Some photos of the processing:
This is one of the data products from the Pix4D processing of the 2D aerial imagery. Here, the point cloud is visualized using the CloudCompare software.
This is a portion of one of the other primary data products of the Pix4D processing-- an orthomosaic showing the top-down view of all objects in the scene with the spatial relationships amongst them preserved. This image is suitable for making measurments between the trees.
This is another view of a Pix4D generated point cloud from a different forest site, visualized in CloudCompare.
This is a view of just the points from the point cloud classified as "ground" after using the cloth simulator function in CloudCompare. Essentially, the trees from the previous image have been "deleted" off the landscape.
We can use the same "cloth" that helped classify ground versus non ground to interpolate the terrain underneath the trees, even where the trees may have obscured the ground.
In 2 dimensions, the digital terrain model looks like this:
The Digital Surface Model is an output from Pix4D that represents the height of the surface, which includes the elevation of the ground plus the height of the vegetation.
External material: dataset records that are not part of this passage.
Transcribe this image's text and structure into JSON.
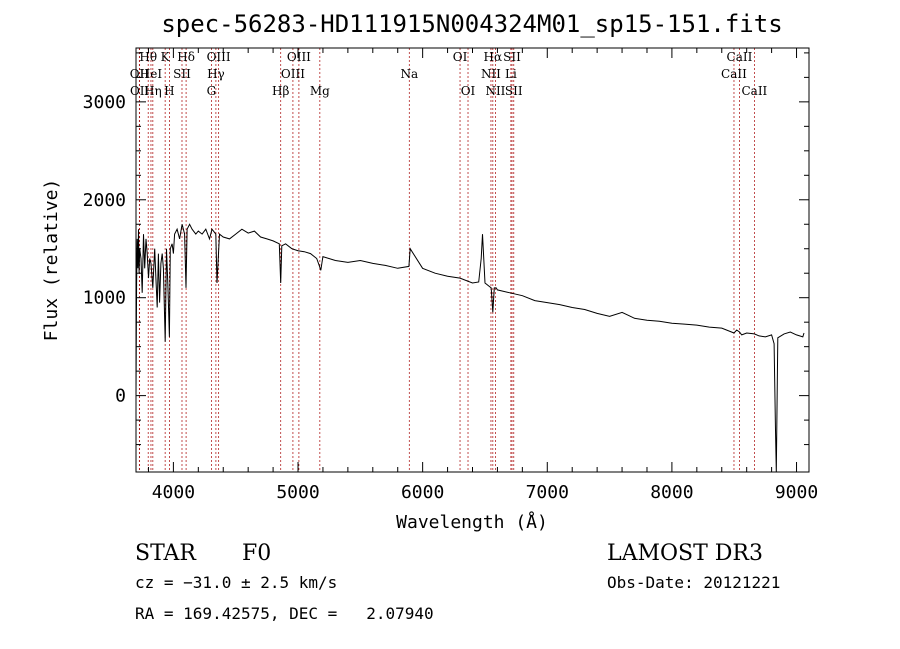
{
  "chart_data": {
    "type": "line",
    "title": "spec-56283-HD111915N004324M01_sp15-151.fits",
    "xlabel": "Wavelength (Å)",
    "ylabel": "Flux (relative)",
    "xlim": [
      3700,
      9100
    ],
    "ylim": [
      -780,
      3550
    ],
    "xticks": [
      4000,
      5000,
      6000,
      7000,
      8000,
      9000
    ],
    "yticks": [
      0,
      1000,
      2000,
      3000
    ],
    "grid": false,
    "series": [
      {
        "name": "spectrum",
        "x": [
          3700,
          3705,
          3710,
          3715,
          3720,
          3725,
          3730,
          3740,
          3750,
          3760,
          3770,
          3780,
          3790,
          3800,
          3810,
          3820,
          3835,
          3850,
          3860,
          3870,
          3880,
          3889,
          3900,
          3910,
          3920,
          3934,
          3945,
          3955,
          3968,
          3975,
          3990,
          4000,
          4010,
          4030,
          4050,
          4070,
          4090,
          4101,
          4110,
          4130,
          4150,
          4180,
          4200,
          4230,
          4260,
          4290,
          4310,
          4340,
          4350,
          4370,
          4400,
          4450,
          4500,
          4550,
          4600,
          4650,
          4700,
          4750,
          4800,
          4850,
          4861,
          4870,
          4900,
          4950,
          5000,
          5050,
          5100,
          5150,
          5170,
          5183,
          5200,
          5300,
          5400,
          5500,
          5600,
          5700,
          5800,
          5890,
          5900,
          6000,
          6100,
          6200,
          6300,
          6400,
          6450,
          6470,
          6480,
          6500,
          6540,
          6550,
          6563,
          6575,
          6590,
          6600,
          6700,
          6800,
          6900,
          7000,
          7100,
          7200,
          7300,
          7400,
          7500,
          7600,
          7650,
          7700,
          7800,
          7900,
          8000,
          8100,
          8200,
          8300,
          8400,
          8498,
          8520,
          8542,
          8560,
          8600,
          8662,
          8700,
          8750,
          8800,
          8820,
          8830,
          8838,
          8850,
          8900,
          8950,
          9000,
          9050,
          9060
        ],
        "values": [
          0,
          1150,
          1600,
          1300,
          1700,
          1250,
          1500,
          1400,
          1050,
          1650,
          1300,
          1600,
          1450,
          1200,
          1400,
          1350,
          1100,
          1500,
          1200,
          900,
          1450,
          950,
          1350,
          1450,
          1300,
          550,
          1500,
          1150,
          600,
          1500,
          1550,
          1450,
          1650,
          1700,
          1600,
          1750,
          1650,
          1100,
          1700,
          1750,
          1700,
          1650,
          1680,
          1650,
          1700,
          1600,
          1700,
          1650,
          1150,
          1650,
          1620,
          1600,
          1650,
          1700,
          1660,
          1680,
          1620,
          1600,
          1580,
          1550,
          1150,
          1530,
          1550,
          1500,
          1480,
          1470,
          1450,
          1400,
          1330,
          1280,
          1420,
          1380,
          1360,
          1380,
          1350,
          1330,
          1300,
          1320,
          1500,
          1300,
          1250,
          1220,
          1200,
          1150,
          1160,
          1400,
          1650,
          1150,
          1110,
          1100,
          850,
          1100,
          1100,
          1080,
          1050,
          1020,
          970,
          950,
          930,
          900,
          880,
          840,
          810,
          850,
          820,
          790,
          770,
          760,
          740,
          730,
          720,
          700,
          690,
          640,
          670,
          650,
          620,
          640,
          630,
          610,
          600,
          620,
          530,
          -300,
          -780,
          590,
          630,
          650,
          620,
          600,
          640
        ]
      }
    ],
    "spectral_lines": [
      {
        "label": "OII",
        "wavelength": 3727,
        "row": 2
      },
      {
        "label": "OII",
        "wavelength": 3729,
        "row": 3
      },
      {
        "label": "Hθ",
        "wavelength": 3798,
        "row": 1
      },
      {
        "label": "HeI",
        "wavelength": 3820,
        "row": 2
      },
      {
        "label": "Hη",
        "wavelength": 3835,
        "row": 3
      },
      {
        "label": "K",
        "wavelength": 3934,
        "row": 1
      },
      {
        "label": "SII",
        "wavelength": 4069,
        "row": 2
      },
      {
        "label": "H",
        "wavelength": 3968,
        "row": 3
      },
      {
        "label": "Hδ",
        "wavelength": 4102,
        "row": 1
      },
      {
        "label": "OIII",
        "wavelength": 4363,
        "row": 1
      },
      {
        "label": "Hγ",
        "wavelength": 4341,
        "row": 2
      },
      {
        "label": "G",
        "wavelength": 4305,
        "row": 3
      },
      {
        "label": "OIII",
        "wavelength": 5007,
        "row": 1
      },
      {
        "label": "OIII",
        "wavelength": 4959,
        "row": 2
      },
      {
        "label": "Hβ",
        "wavelength": 4861,
        "row": 3
      },
      {
        "label": "Mg",
        "wavelength": 5175,
        "row": 3
      },
      {
        "label": "Na",
        "wavelength": 5893,
        "row": 2
      },
      {
        "label": "OI",
        "wavelength": 6300,
        "row": 1
      },
      {
        "label": "OI",
        "wavelength": 6364,
        "row": 3
      },
      {
        "label": "Hα",
        "wavelength": 6563,
        "row": 1
      },
      {
        "label": "SII",
        "wavelength": 6717,
        "row": 1
      },
      {
        "label": "NII",
        "wavelength": 6548,
        "row": 2
      },
      {
        "label": "Li",
        "wavelength": 6708,
        "row": 2
      },
      {
        "label": "NII",
        "wavelength": 6584,
        "row": 3
      },
      {
        "label": "SII",
        "wavelength": 6731,
        "row": 3
      },
      {
        "label": "CaII",
        "wavelength": 8542,
        "row": 1
      },
      {
        "label": "CaII",
        "wavelength": 8498,
        "row": 2
      },
      {
        "label": "CaII",
        "wavelength": 8662,
        "row": 3
      }
    ]
  },
  "footer": {
    "object_class": "STAR",
    "subclass": "F0",
    "survey": "LAMOST DR3",
    "redshift": "cz = −31.0 ± 2.5 km/s",
    "obs_date": "Obs-Date: 20121221",
    "coords": "RA = 169.42575, DEC =   2.07940"
  },
  "colors": {
    "spectrum": "#000000",
    "line_marker": "#b22222",
    "axis": "#000000"
  }
}
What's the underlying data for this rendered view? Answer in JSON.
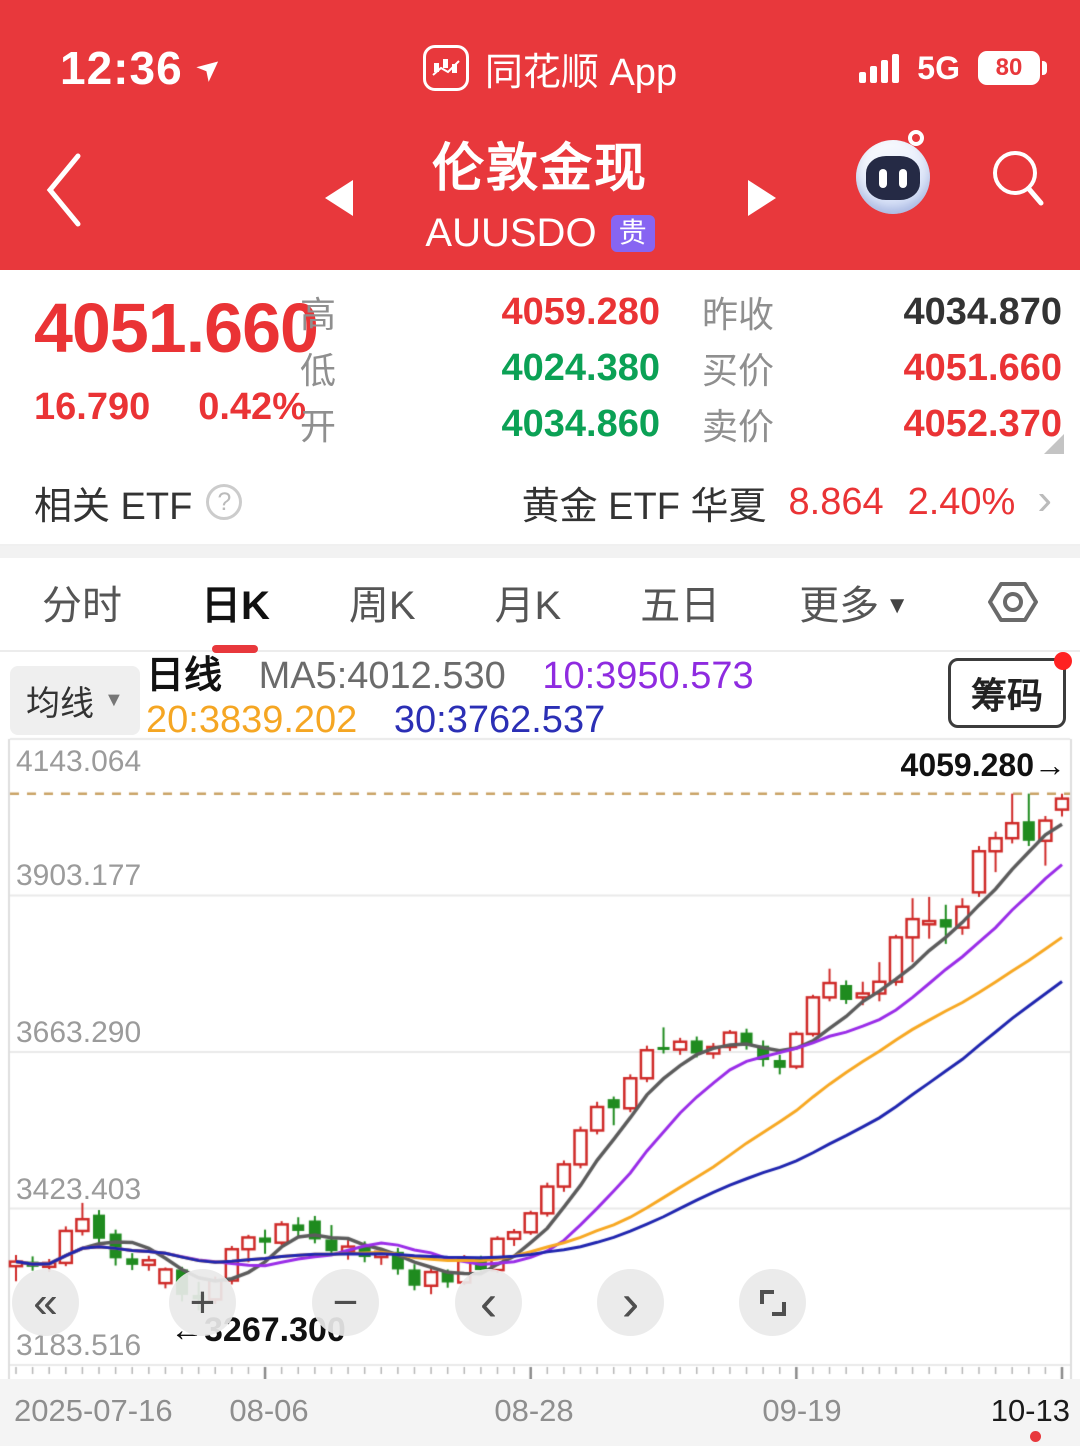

By subtracting the Digital Terrain Model (DTM) away from the Digital Surface Model (DSM), we get a representation of the heights of all the vegetation-- a Canopy Height Model (CHM).
The "variable window filter" algorithm detects tree tops as local maxima using the Canopy Height Model.
The tree top locations and the Canopy Height Model are then used to determine the spatial extent of each tree's crown using a marker controlled watershed segmentation algorithm.
The results of the tree top identification and crown segmentation steps can be seen by comparing the same orthomosaic above with the crown segment polygons overlaid on them.
The classification of all trees in the study (whether they were alive or dead) based on the extracted pixel values from the orthomosaic for each crown segment generates a "forest stem map" for each site.